Maternal antiretrovirals and hepatic enzyme, hematologic abnormalities among human immunodeficiency virus type 1-uninfected infants: the NISDI perinatal study.

OBJECTIVES: To assess hepatic enzyme (HE) and hematologic abnormalities among human immunodeficiency virus-1-uninfected infants according to maternal antiretroviral regimen during pregnancy. STUDY DESIGN: In a prospective cohort, HE and hematologic values of human immunodeficiency virus-1-uninfected, term infants with hospital discharge (HD) within 6 days after birth were evaluated.
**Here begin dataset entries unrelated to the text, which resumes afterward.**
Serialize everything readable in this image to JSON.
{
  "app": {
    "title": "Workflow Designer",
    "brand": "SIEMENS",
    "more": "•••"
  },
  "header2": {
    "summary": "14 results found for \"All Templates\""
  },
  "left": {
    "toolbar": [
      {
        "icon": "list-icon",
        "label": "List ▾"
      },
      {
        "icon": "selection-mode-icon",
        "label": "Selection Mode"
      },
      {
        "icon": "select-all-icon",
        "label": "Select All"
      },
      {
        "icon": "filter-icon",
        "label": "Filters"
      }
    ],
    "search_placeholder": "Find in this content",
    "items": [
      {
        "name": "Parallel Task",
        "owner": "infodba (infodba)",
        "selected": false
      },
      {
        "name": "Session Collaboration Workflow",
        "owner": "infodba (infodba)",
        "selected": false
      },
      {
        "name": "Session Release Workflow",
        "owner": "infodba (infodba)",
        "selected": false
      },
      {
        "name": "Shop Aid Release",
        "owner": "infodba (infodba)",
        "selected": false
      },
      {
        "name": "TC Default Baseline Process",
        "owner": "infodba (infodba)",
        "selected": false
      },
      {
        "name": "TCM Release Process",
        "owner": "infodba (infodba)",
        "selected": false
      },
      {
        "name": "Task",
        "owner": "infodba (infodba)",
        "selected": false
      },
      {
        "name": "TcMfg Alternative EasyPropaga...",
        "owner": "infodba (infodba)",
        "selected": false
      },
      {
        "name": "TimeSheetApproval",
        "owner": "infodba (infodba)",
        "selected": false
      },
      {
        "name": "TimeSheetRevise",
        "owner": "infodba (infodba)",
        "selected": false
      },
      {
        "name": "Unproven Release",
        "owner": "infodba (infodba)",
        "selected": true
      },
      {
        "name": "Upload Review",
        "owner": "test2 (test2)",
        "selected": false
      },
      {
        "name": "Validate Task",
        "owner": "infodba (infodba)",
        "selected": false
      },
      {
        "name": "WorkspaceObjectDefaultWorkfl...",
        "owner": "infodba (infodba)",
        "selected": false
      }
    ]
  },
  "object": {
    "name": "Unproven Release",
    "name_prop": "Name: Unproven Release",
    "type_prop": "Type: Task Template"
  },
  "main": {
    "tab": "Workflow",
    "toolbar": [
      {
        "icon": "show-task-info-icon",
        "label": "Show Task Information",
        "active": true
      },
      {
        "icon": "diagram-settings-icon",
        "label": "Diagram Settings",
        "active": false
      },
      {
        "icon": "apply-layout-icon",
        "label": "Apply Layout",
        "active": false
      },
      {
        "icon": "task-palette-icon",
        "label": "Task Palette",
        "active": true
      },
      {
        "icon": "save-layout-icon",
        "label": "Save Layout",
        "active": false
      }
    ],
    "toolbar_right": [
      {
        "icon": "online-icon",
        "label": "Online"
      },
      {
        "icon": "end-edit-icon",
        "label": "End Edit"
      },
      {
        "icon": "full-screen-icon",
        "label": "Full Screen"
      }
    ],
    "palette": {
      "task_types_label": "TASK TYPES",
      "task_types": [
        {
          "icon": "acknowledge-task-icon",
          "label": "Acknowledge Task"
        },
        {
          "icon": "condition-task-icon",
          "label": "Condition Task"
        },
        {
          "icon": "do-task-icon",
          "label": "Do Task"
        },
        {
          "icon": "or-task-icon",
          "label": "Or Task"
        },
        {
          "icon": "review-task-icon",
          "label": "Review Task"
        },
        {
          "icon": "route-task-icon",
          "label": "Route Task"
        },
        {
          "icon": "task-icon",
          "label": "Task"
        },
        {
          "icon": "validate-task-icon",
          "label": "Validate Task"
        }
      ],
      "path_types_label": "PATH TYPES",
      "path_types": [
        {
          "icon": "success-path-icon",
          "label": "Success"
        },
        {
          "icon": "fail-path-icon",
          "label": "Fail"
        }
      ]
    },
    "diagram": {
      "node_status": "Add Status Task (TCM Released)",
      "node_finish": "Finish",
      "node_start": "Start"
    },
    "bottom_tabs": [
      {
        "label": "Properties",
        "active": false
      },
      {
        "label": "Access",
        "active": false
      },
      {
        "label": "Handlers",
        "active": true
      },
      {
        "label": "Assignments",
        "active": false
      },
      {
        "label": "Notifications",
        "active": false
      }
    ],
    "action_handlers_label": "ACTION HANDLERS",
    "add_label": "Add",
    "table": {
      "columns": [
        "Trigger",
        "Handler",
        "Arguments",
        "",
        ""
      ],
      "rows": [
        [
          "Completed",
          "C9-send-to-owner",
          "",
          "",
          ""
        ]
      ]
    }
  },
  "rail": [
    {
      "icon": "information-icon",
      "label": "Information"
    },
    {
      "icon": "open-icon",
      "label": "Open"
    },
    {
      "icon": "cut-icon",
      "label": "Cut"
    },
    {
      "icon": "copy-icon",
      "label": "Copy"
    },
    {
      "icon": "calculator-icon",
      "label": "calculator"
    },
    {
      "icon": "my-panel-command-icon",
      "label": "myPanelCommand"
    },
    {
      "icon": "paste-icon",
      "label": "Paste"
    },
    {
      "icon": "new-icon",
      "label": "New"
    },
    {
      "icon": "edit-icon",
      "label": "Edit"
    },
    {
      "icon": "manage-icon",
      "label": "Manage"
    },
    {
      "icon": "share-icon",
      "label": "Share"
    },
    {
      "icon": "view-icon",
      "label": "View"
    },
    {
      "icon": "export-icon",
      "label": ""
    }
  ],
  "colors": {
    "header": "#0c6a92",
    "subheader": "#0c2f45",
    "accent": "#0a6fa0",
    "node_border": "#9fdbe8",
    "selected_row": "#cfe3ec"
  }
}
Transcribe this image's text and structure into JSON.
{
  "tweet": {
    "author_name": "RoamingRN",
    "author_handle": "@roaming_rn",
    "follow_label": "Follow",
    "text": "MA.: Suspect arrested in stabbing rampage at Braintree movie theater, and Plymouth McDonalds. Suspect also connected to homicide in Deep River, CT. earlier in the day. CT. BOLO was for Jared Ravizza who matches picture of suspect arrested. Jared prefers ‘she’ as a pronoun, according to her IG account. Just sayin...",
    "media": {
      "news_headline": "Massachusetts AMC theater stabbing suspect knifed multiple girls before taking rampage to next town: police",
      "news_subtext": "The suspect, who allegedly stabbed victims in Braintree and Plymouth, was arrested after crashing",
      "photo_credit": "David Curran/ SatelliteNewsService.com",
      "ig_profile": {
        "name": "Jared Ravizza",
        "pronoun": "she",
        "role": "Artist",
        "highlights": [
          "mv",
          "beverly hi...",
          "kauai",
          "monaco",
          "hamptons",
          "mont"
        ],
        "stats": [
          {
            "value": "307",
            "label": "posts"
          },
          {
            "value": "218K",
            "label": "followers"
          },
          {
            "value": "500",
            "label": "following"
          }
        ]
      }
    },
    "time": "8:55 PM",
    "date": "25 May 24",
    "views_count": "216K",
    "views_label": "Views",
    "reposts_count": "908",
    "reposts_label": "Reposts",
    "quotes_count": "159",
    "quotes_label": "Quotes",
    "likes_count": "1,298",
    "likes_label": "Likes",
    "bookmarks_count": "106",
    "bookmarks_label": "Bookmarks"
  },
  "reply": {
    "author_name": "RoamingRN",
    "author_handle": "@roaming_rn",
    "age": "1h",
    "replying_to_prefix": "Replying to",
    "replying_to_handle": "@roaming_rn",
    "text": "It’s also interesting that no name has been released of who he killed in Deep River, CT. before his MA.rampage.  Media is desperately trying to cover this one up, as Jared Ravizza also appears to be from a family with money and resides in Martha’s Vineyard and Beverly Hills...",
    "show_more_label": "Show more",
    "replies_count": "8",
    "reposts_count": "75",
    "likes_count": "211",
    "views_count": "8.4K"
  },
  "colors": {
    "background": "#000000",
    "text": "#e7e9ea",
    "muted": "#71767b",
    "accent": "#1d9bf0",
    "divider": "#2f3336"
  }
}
Maternal antiretroviral regimens were categorized as: 1 or 2 nucleoside reverse transcription inhibitors (NRTIs), highly active antiretroviral therapy (HAART)/protease inhibitor (PI), or HAART/non-NRTI. RESULTS: Among 503 infants, 63% and 24% had HE and hemoglobin abnormalities, respectively, at HD. Most or all HE and hemoglobin abnormalities (96-100%) were grade 1 or 2. At HD, infants with maternal HAART/PI or HAART/non-NRTI were more likely to have elevated HE [adjusted odds ratio (AOR): 1.9, 2.4, respectively] compared with infants whose mothers received 1 or 2 NRTIs. Infants with maternal HAART/PI were less likely to have abnormal hemoglobin values at HD (AOR, 0.5) when compared with those whose mothers received 1 or 2 NRTIs. Persistently abnormal hemoglobin and HE values decreased with time, such that <10% of infants had abnormalities at 6 months of age. CONCLUSIONS: Maternal receipt of HAART regimens was associated with an increased risk of HE abnormalities, and maternal HAART/PI was associated with a lower risk of abnormal hemoglobin values, at HD. Abnormalities of HE and hemoglobin were generally mild and transient.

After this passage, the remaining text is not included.